Jose -Regarde David comme ma robe est belle. Tu me trouve belle ?
David -Euh…oui…
Jose -Alors dis le moi ! Viens je vais te montrer d’autres robes.
Jose et David partent dans la maison
Nathan -Les alliances se font et se défont. Les russes se battent contre les allemands
maintenant. Leurs danses de girouettes nous donnent le vertige. Et pendant
qu’elle est à feu et à sang l’Europe dessine nos frontières. Nous sommes
vraiment la dernière roue de leur carrosse. J’ai peur Joseph, j’ai peur. La haine
est en train de pousser sur nos terres et dans nos têtes. Pourtant les premières
colonies juives se voulaient pacifiques. La plupart de ces hommes et de ces
femmes venaient d’Union Soviétique et avaient gardé en eux un idéal
communiste débarrassé de toutes ses impuretés totalitaires. Mais maintenant
ceux qui arrivent ont soif de vengeance. Ce qu’ils ont subi leur a fait perdre la
raison. Notre rêve est en train de se transformer en cauchemar. Le monde a
basculé dans la nuit. J’entends des cris partout. Des orphelins, des hordes
d’orphelins partout sur la terre. Je ne sais pas quoi faire.

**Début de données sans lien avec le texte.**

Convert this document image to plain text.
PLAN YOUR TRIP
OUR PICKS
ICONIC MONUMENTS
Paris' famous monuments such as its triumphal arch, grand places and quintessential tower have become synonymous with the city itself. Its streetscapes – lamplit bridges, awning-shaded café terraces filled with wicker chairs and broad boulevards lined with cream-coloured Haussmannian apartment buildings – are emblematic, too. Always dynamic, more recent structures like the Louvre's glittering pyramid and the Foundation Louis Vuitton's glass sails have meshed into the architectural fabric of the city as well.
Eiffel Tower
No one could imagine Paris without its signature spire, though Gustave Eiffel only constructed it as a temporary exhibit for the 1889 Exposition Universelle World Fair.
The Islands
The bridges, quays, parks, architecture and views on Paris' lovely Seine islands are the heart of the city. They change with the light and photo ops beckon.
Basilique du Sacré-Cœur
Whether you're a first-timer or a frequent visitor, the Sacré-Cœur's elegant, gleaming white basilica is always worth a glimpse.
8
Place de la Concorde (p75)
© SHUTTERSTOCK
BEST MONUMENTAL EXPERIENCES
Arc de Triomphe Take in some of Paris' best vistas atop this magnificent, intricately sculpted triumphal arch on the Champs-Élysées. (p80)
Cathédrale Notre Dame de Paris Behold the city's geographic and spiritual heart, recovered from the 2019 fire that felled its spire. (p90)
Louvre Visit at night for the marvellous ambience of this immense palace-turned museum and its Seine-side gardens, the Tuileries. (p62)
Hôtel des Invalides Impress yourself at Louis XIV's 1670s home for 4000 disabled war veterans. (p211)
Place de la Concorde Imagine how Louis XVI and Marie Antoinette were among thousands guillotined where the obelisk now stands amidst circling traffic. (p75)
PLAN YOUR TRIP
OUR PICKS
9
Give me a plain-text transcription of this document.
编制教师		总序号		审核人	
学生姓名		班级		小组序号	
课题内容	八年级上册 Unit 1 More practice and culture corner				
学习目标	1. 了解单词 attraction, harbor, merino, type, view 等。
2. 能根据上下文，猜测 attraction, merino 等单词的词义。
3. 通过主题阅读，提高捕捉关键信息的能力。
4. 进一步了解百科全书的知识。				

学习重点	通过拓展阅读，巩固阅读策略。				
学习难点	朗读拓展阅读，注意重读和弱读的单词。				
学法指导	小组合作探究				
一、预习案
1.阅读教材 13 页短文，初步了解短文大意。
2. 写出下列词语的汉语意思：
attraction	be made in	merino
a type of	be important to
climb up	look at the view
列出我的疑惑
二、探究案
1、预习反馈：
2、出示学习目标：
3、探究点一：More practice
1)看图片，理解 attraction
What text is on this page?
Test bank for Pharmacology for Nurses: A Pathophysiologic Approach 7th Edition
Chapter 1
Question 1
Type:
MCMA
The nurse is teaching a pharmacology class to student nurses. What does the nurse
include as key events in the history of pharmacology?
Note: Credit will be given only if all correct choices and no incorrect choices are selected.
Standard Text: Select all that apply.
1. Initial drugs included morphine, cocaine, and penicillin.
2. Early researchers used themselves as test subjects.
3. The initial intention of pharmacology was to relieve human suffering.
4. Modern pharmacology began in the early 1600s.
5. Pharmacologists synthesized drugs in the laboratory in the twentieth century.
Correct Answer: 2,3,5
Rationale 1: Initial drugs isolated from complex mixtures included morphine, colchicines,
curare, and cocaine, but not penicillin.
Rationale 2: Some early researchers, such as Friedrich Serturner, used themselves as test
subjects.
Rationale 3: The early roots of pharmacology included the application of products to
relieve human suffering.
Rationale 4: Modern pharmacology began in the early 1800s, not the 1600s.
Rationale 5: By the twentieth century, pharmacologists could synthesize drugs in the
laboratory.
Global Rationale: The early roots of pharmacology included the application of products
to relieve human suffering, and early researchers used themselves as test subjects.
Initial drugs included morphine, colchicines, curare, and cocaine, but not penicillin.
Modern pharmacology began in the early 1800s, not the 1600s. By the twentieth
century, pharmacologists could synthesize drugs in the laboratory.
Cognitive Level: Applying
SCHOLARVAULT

Pourtant il faut y croire,
il faut tenir debout pour traverser cette nuit. J’ai pensé qu’au moins nous
pourrions essayer de faire quelque chose ici, à Jaffa, pour éviter de noyer cette
terre sous des bains de sang.
Joseph 40 -Mais quoi ? Qu’est-ce qu’on peut faire ? Tout ça est….
Nathan -J’ai pensé à toi.
Joseph 40 -Moi ?!
Nathan -Toi Joseph tu es chrétien. Tu es au milieu de tout ça, ni d’un côté ni de l’autre.
Et tu sais ce que c’est qu’un cauchemar. Ta nuit a été longue mais tu t’es réveillé
et tu t’es relevé.
Jose revient avec David
Jose -Papa, papa, l’armoire est fermée. David veut voir les robes que j’ai faites.
Joseph 40 Tu veux voir ses robes David ?
David -Euh…Oui…
Joseph 40 -Tu as raison, elles sont magnifiques. Mais un conseil mon petit, n’oublie
jamais de lui dire qu’elle est belle. Tiens Jose voilà la clé. Fais doucement.
Jose rentre dans la maison, David la suit en trainant les pieds
Nathan -Peux-tu m’accompagner joseph, tu peux peut-être leur parler.
Joseph 40 -Parler à qui ?
Nathan -Ces jeunes qui viennent d’arriver. Explique-leur. Tu as repris vie après le
massacre des tiens. Vous aussi vous avez tellement perdu ! Peut-être
t’écouteront-ils.
Joseph 40 -Je ne suis pas sûr que ça serve à quelque-chose. Mais je veux bien essayer.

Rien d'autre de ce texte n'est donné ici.